Kesalahan mendasar dari yang disebut para ilmuwan itu adalah bahwa mereka telah menempuh cara induktif untuk mencapai kesimpulan-kesimpulan mereka. Sebagai contoh, jika seorang ilmuwan ingin menentukan secara induktif apakah manusia bisa mati atau tidak, maka dia harus melakukan survei kepada setiap orang untuk mengetahui apakah beberapa atau salah seorang dari mereka mungkin tidak mati.
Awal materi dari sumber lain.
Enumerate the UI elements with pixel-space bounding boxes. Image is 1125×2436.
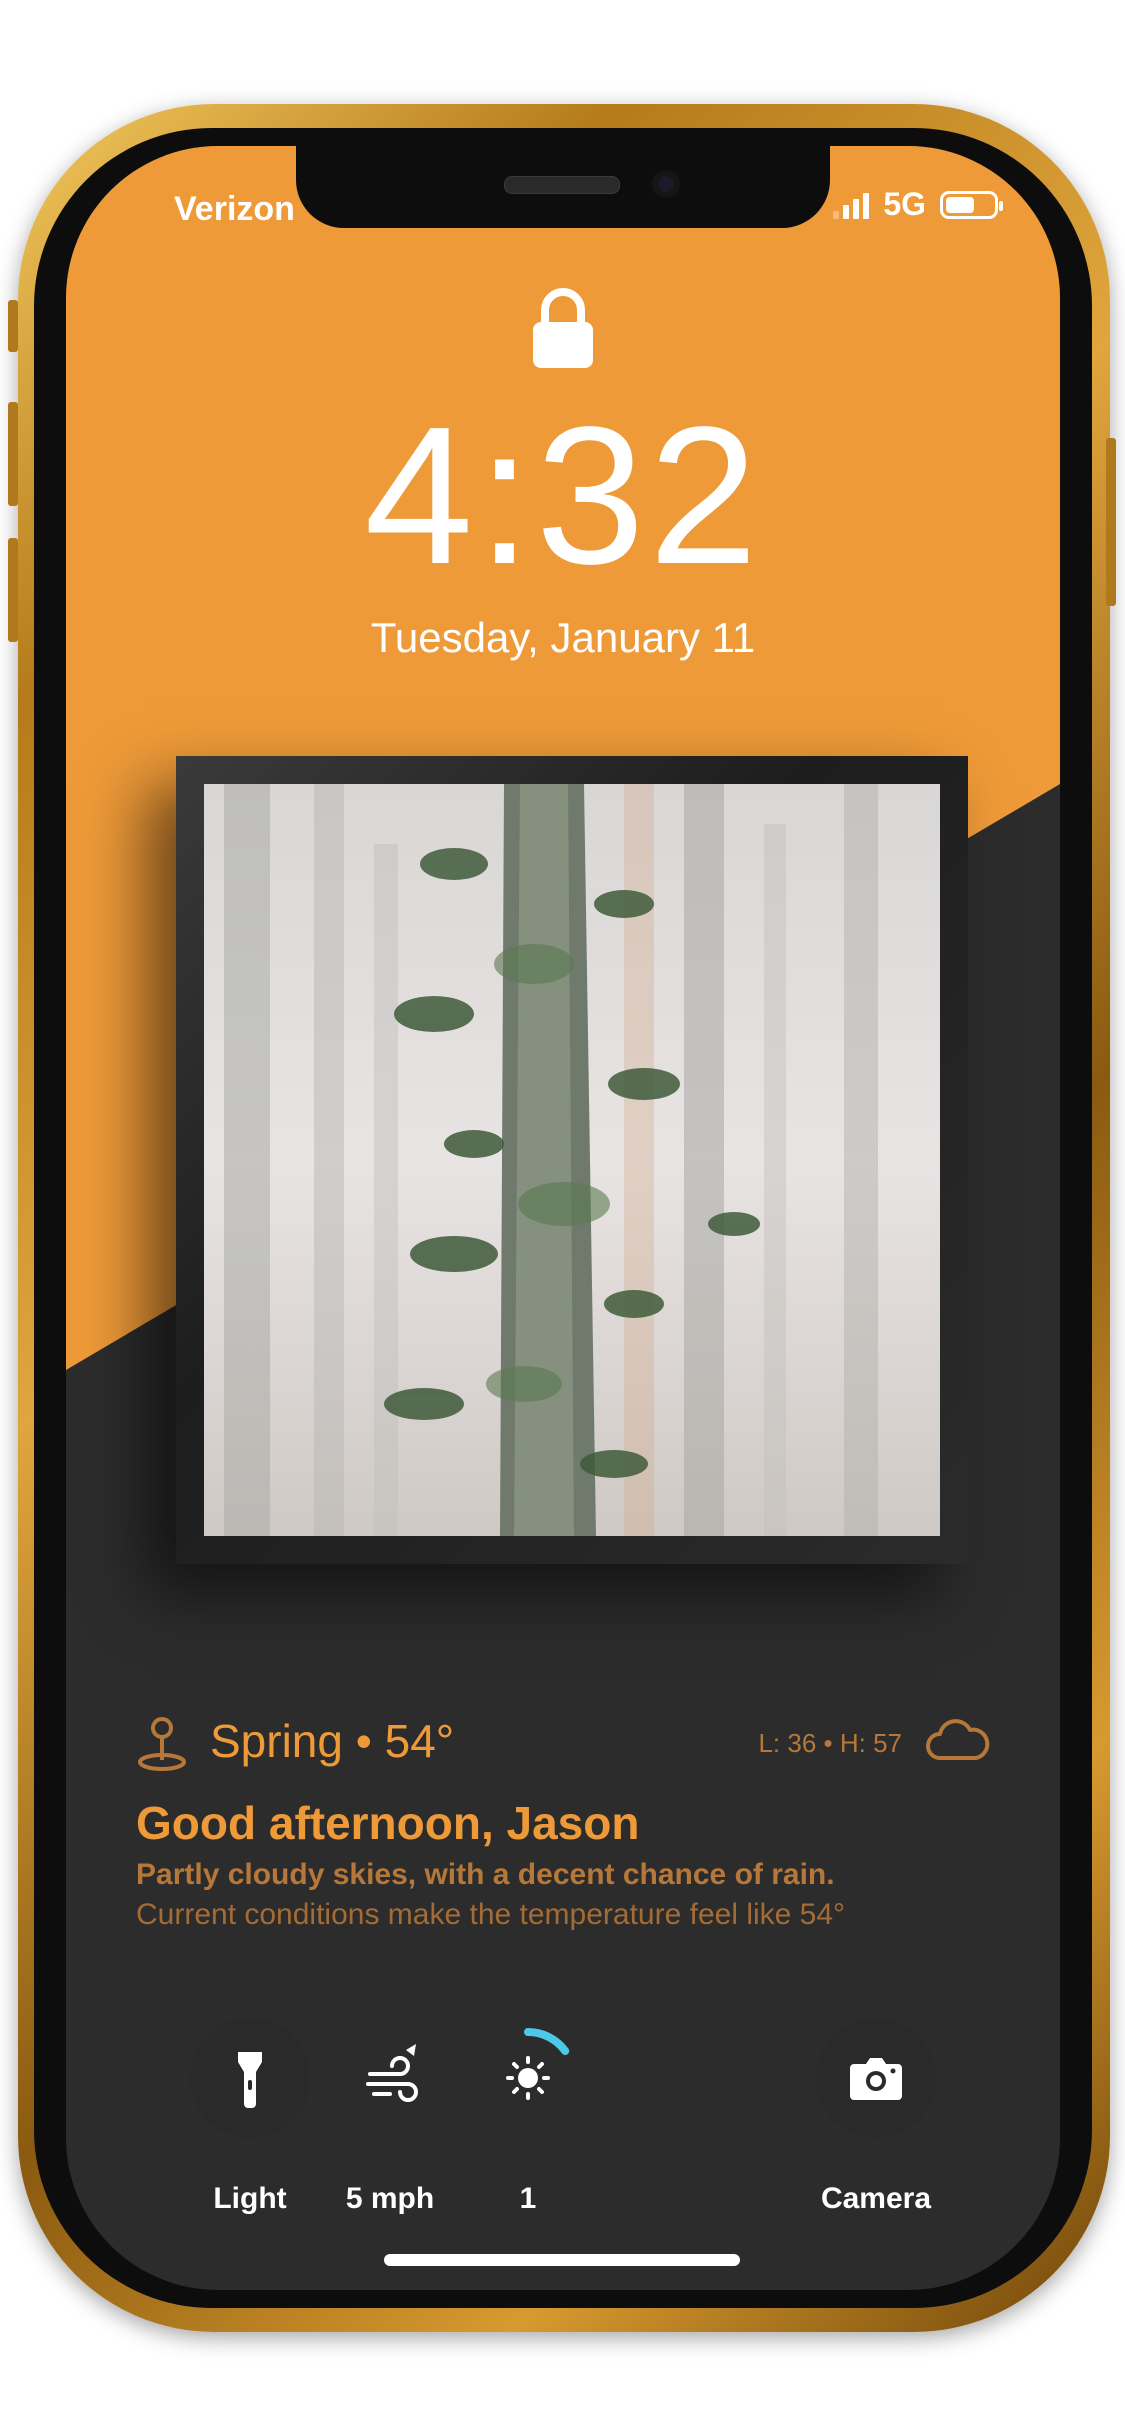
- lock-icon: [533, 288, 593, 368]
- power-button: [1106, 438, 1116, 606]
- lock-screen: Verizon 5G 4:32 Tuesday, January 11 Spri…: [66, 146, 1060, 2290]
- status-right: 5G: [833, 186, 1003, 223]
- signal-icon: [833, 191, 870, 219]
- earpiece-speaker: [504, 176, 620, 194]
- network-label: 5G: [883, 186, 926, 222]
- weather-greeting: Good afternoon, Jason: [136, 1797, 640, 1849]
- wind-icon: [366, 2044, 418, 2102]
- carrier-label: Verizon: [174, 190, 295, 228]
- uv-index-widget[interactable]: [468, 2018, 588, 2138]
- lock-time: 4:32: [364, 386, 762, 605]
- sun-icon: [506, 2028, 570, 2100]
- wind-widget[interactable]: [330, 2018, 450, 2138]
- notch: [296, 146, 830, 228]
- lock-date: Tuesday, January 11: [370, 614, 756, 661]
- weather-location: Spring • 54°: [210, 1715, 455, 1767]
- flashlight-icon: [238, 2052, 262, 2108]
- weather-low-high: L: 36 • H: 57: [758, 1728, 902, 1758]
- weather-row: Spring • 54° L: 36 • H: 57: [136, 1712, 990, 1772]
- front-camera: [652, 170, 680, 198]
- battery-level: [946, 196, 974, 213]
- photo-widget[interactable]: [176, 756, 968, 1564]
- weather-detail: Current conditions make the temperature …: [136, 1898, 846, 1931]
- flashlight-button[interactable]: [190, 2018, 310, 2138]
- battery-icon: [940, 190, 1003, 219]
- volume-down-button: [8, 538, 18, 642]
- camera-label: Camera: [820, 2182, 932, 2215]
- cloud-icon: [926, 1719, 990, 1760]
- silent-switch: [8, 300, 18, 352]
- volume-up-button: [8, 402, 18, 506]
- uv-index-label: 1: [519, 2182, 537, 2215]
- location-pin-icon: [138, 1717, 186, 1771]
- home-indicator[interactable]: [384, 2254, 740, 2266]
- camera-icon: [850, 2058, 902, 2100]
- camera-button[interactable]: [816, 2018, 936, 2138]
- forest-photo: [204, 784, 940, 1536]
- weather-summary: Partly cloudy skies, with a decent chanc…: [136, 1858, 835, 1891]
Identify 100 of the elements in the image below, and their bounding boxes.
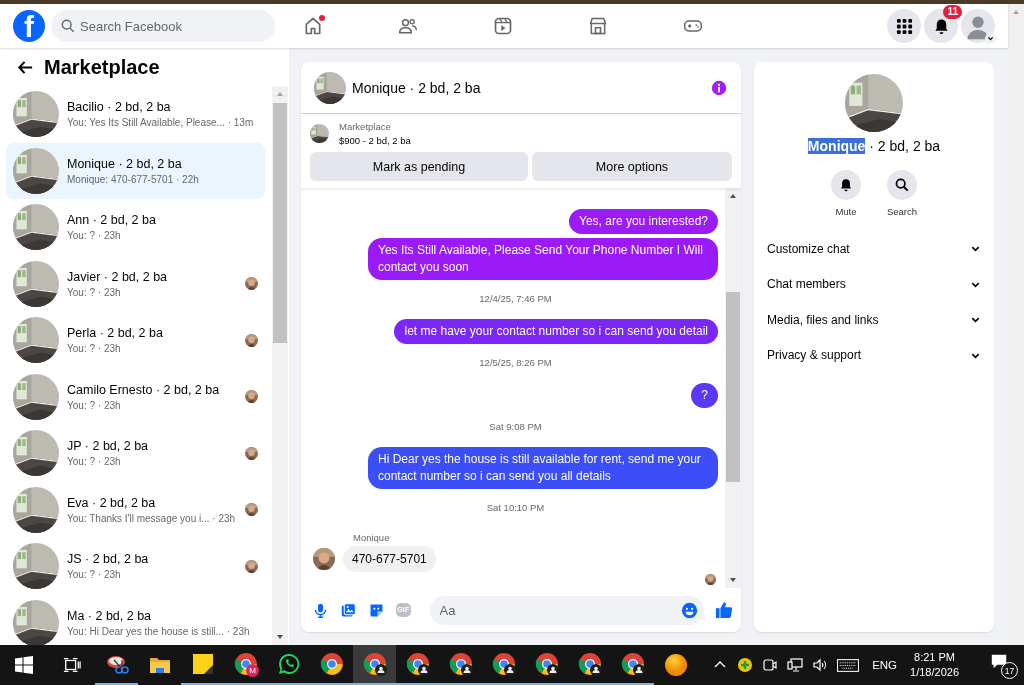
chat-title: Monique · 2 bd, 2 ba [352,79,482,96]
search-button[interactable] [887,170,917,200]
conversation-item[interactable]: Javier · 2 bd, 2 ba You: ? · 23h [6,255,265,312]
conversation-item[interactable]: Ann · 2 bd, 2 ba You: ? · 23h [6,199,265,256]
grid-icon [895,17,913,35]
section-header[interactable]: Chat members [767,266,981,302]
conversation-item[interactable]: Monique · 2 bd, 2 ba Monique: 470-677-5701 · 22h [6,142,265,199]
menu-button[interactable] [887,9,921,43]
image-icon[interactable] [340,601,357,619]
conversation-title: Monique · 2 bd, 2 ba [807,138,941,154]
action-button[interactable]: Mark as pending [310,152,528,181]
emoji-icon[interactable] [681,601,698,619]
microphone-icon[interactable] [312,601,329,619]
account-button[interactable] [961,9,995,43]
search-icon [895,178,909,192]
conversation-name: Ann · 2 bd, 2 ba [67,213,157,228]
task-view-icon[interactable] [62,656,81,674]
shop-icon [588,16,608,36]
tricolor-circle-icon [319,652,344,676]
conversation-name: Camilo Ernesto · 2 bd, 2 ba [67,382,221,397]
timestamp: Sat 9:08 PM [488,421,543,432]
message-bubble: ? [691,383,718,408]
message-bubble: 470-677-5701 [343,546,436,572]
mute-button[interactable] [830,170,861,200]
tricolor-circle-person-icon [534,652,559,676]
note-icon [190,652,215,676]
plus-circle-icon[interactable] [737,657,754,673]
chat-bubble-icon [276,652,301,676]
conversation-name: Perla · 2 bd, 2 ba [67,326,164,341]
search-field[interactable]: Search Facebook [51,10,275,42]
message-bubble: Hi Dear yes the house is still available for rent, send me your contact number so i can send you all details [368,447,718,489]
conversation-name: Eva · 2 bd, 2 ba [67,495,157,510]
conversation-item[interactable]: JP · 2 bd, 2 ba You: ? · 23h [6,425,265,482]
bell-icon [838,178,853,192]
message-preview: You: ? · 23h [67,569,122,581]
section-header[interactable]: Privacy & support [767,337,981,373]
conversation-name: Bacilio · 2 bd, 2 ba [67,100,172,115]
listing-summary: $900 - 2 bd, 2 ba [339,135,411,146]
home-icon [303,16,323,36]
back-arrow-icon[interactable] [17,58,34,76]
keyboard-icon[interactable] [837,658,860,672]
taskbar-app[interactable]: M [224,645,267,685]
sender-name: Monique [353,532,391,543]
tricolor-circle-person-icon [448,652,473,676]
message-preview: You: Hi Dear yes the house is still... · 23h [67,625,251,637]
tricolor-circle-person-icon [405,652,430,676]
message-preview: You: Thanks I'll message you i... · 23h [67,512,237,524]
message-preview: Monique: 470-677-5701 · 22h [67,173,200,185]
tricolor-circle-person-icon [577,652,602,676]
action-button[interactable]: More options [532,152,732,181]
timestamp: 12/5/25, 8:26 PM [478,357,553,368]
section-header[interactable]: Media, files and links [767,302,981,338]
message-preview: You: ? · 23h [67,399,122,411]
conversation-item[interactable]: Bacilio · 2 bd, 2 ba You: Yes Its Still Available, Please... · 13m [6,86,265,143]
network-icon[interactable] [787,657,804,673]
search-icon [61,19,75,33]
message-preview: You: ? · 23h [67,456,122,468]
start-icon[interactable] [14,655,34,675]
listing-source: Marketplace [339,121,392,132]
message-preview: You: ? · 23h [67,286,122,298]
camera-icon[interactable] [762,657,779,673]
info-icon[interactable] [711,79,727,96]
caret-icon [985,33,996,44]
section-header[interactable]: Customize chat [767,231,981,267]
conversation-item[interactable]: Ma · 2 bd, 2 ba You: Hi Dear yes the house is still... · 23h [6,594,265,645]
clock[interactable]: 8:21 PM 1/18/2026 [910,650,959,680]
taskbar-app[interactable] [353,645,396,685]
message-bubble: let me have your contact number so i can send you detail [394,319,718,344]
conversation-item[interactable]: Perla · 2 bd, 2 ba You: ? · 23h [6,312,265,369]
conversation-item[interactable]: Camilo Ernesto · 2 bd, 2 ba You: ? · 23h [6,368,265,425]
tricolor-circle-person-icon [491,652,516,676]
language-indicator[interactable]: ENG [872,659,898,671]
action-label: Search [886,206,918,217]
message-bubble: Yes Its Still Available, Please Send Your Phone Number I Will contact you soon [368,238,718,280]
message-field[interactable]: Aa [429,595,704,625]
message-preview: You: ? · 23h [67,230,122,242]
notification-count: 17 [1001,662,1018,679]
ball-icon [663,653,688,677]
tricolor-circle-person-icon [620,652,645,676]
scrollbar[interactable] [272,86,288,645]
scrollbar[interactable] [725,188,741,588]
conversation-item[interactable]: JS · 2 bd, 2 ba You: ? · 23h [6,538,265,595]
friends-icon [398,16,418,36]
tricolor-circle-person-icon [362,652,387,676]
message-bubble: Yes, are you interested? [569,209,718,234]
conversation-name: Monique · 2 bd, 2 ba [67,156,183,171]
timestamp: 12/4/25, 7:46 PM [478,293,553,304]
conversation-name: Ma · 2 bd, 2 ba [67,608,153,623]
logo[interactable]: f [13,10,45,42]
message-preview: You: ? · 23h [67,343,122,355]
video-icon [493,16,513,36]
conversation-name: Javier · 2 bd, 2 ba [67,269,169,284]
timestamp: Sat 10:10 PM [485,502,546,513]
conversation-name: JP · 2 bd, 2 ba [67,439,150,454]
action-label: Mute [835,206,857,217]
page-title: Marketplace [44,55,160,79]
conversation-item[interactable]: Eva · 2 bd, 2 ba You: Thanks I'll message you i... · 23h [6,481,265,538]
page-scrollbar[interactable] [1008,4,1024,645]
volume-icon[interactable] [812,657,829,673]
thumbs-up-icon[interactable] [715,601,733,619]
Para ilmuwan berkata, “Saya tidak dapat menerima adanya dalil yang mengatakan bahwa semua manusia yang ada akan mati. Mungkin saja ada beberapa atau salah satu dari mereka yang tidak mati. Saya belum melihat seluruhnya. Karena itu bagaimana mungkin saya dapat menerima bahwa manusia tidak bisa hidup kekal?” Inilah yang disebut cara induktif. Dan cara deduktif adalah bahwa ayah Anda, pengajar atau guru Anda mengatakan bahwa hidup manusia tidak kekal, dan Anda menerimanya saja.

DR. SINGH: Jadi, ada satu cara yakni melalui pendakian dalam mencapai pengetahuan dan ada cara lain melalui proses menerima?

SRILA PRABHUPADA: Ya. Cara pendakian tidak akan pernah berhasil, karena cara tersebut bergantung pada keterangan yang dikumpulkan melalui indera-indera, dan indera-indera tidaklah sempurna. Jadi, kita memakai cara menerima.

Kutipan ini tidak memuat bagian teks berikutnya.